Difficile sentire tante inesattezze messe insieme in meno di un quarto d'ora della trasmissione di Radio Montecarlo dedicata ai motori, il 9 novembre. Parlavano dei box autovelox "finti" con toni duri e sicuri, che devono certo aver colpito lo sprovveduto ascoltatore, convincendolo che ci sia un clamoroso scandalo. Invece è una semplice bufala, che diventa clamorosa per i toni esagerati con cui viene sbandierata come vera. Periodicamente questi box finiscono sotto gli strali di mezzi d'informazione (anche nazionali e di un certo prestigio, come Tg2 Rai, Tg5 Mediaset e "Il Giornale") poco informati e di qualche associazione di consumatori in cerca di visibilità.
Si citano pezzi di due note ministeriali che vieterebbero questi box, si fa riferimento a non meglio precisati incidenti mortali di persone che vi sono finite contro, si denunciano clamorosi sprechi di denaro pubblico da parte dei Comuni che li hanno adottati e si allude a mazzette che sarebbero volate per adottarli.
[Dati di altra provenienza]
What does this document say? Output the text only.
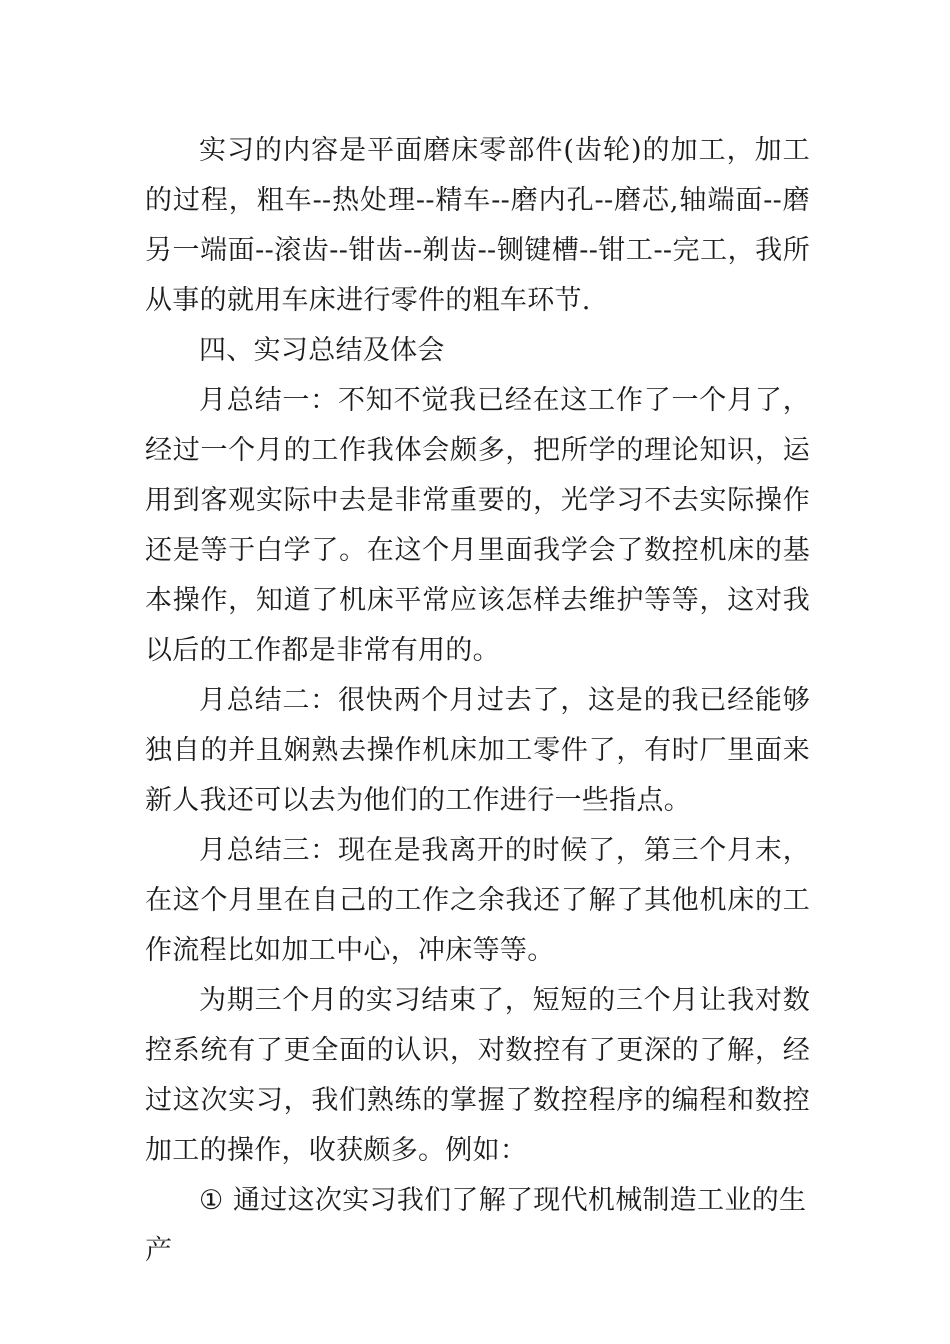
实习的内容是平面磨床零部件(齿轮)的加工，加工的过程，粗车--热处理--精车--磨内孔--磨芯,轴端面--磨另一端面--滚齿--钳齿--剃齿--铡键槽--钳工--完工，我所从事的就用车床进行零件的粗车环节.

四、实习总结及体会

月总结一：不知不觉我已经在这工作了一个月了，经过一个月的工作我体会颇多，把所学的理论知识，运用到客观实际中去是非常重要的，光学习不去实际操作还是等于白学了。在这个月里面我学会了数控机床的基本操作，知道了机床平常应该怎样去维护等等，这对我以后的工作都是非常有用的。

月总结二：很快两个月过去了，这是的我已经能够独自的并且娴熟去操作机床加工零件了，有时厂里面来新人我还可以去为他们的工作进行一些指点。

月总结三：现在是我离开的时候了，第三个月末，在这个月里在自己的工作之余我还了解了其他机床的工作流程比如加工中心，冲床等等。

为期三个月的实习结束了，短短的三个月让我对数控系统有了更全面的认识，对数控有了更深的了解，经过这次实习，我们熟练的掌握了数控程序的编程和数控加工的操作，收获颇多。例如：

① 通过这次实习我们了解了现代机械制造工业的生产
E invece il ministero si è limitato a dire per due volte che quei box non si possono omologare perché non rientrano in alcuna categoria omologabile. In sostanza, sono come una panchina o un qualsiasi altro oggetto di arredo urbano. E si possono utilizzare per metterci saltuariamente un autovelox (questo sì omologato). Se poi si pensa che qualcuno che li urta possa farsi male nonostante il fatto che i box siano di plastica, li si deve mettere in posizione più defilata o piazzarci davanti un guard-rail o un attenuatore d'urto. Punto. Lo abbiamo già spiegato nei dettagli.
Il bello è che l'associazione di consumatori più infervorata pubblica anche la nota ministeriale. Quindi, chiunque abbia gli occhi, cinque minuti di tempo e una conoscenza accettabile della lingua italiana può capire che quella stessa associazione sbaglia.
Ma le bufale, noi giornalisti lo sappiamo, sono carsiche: riaffiorano periodicamente. Così eccoci qui a smentirle, di nuovo. E ad attirare l'attenzione su quello che potrebbe essere il vero problema di questi box: l'inutilità nel tempo.
Infatti, inizialmente questi nuovi elementi del paesaggio urbano creano deterrenza. Poi la gente capisce che nove volte su dieci l'autovelox dentro non c'è e che, se c'è, deve starci anche il vigile accanto. Quindi torna a correre come se i box non ci fossero e a quel punto restano i soldi spesi per piazzare i box e l'ingombro a bordo di strade cittadine che spesso in Italia non hanno troppo spazio già di loro. Quindi i benefici potrebbero durare troppo poco. Però questa critica non l'ho sentita fare a chi è salito in cattedra con toni da inquisizione. E che ora si è preso anche una reprimanda dal Comune di Serravalle Scrivia ( Download COMUNICATO STAMPA).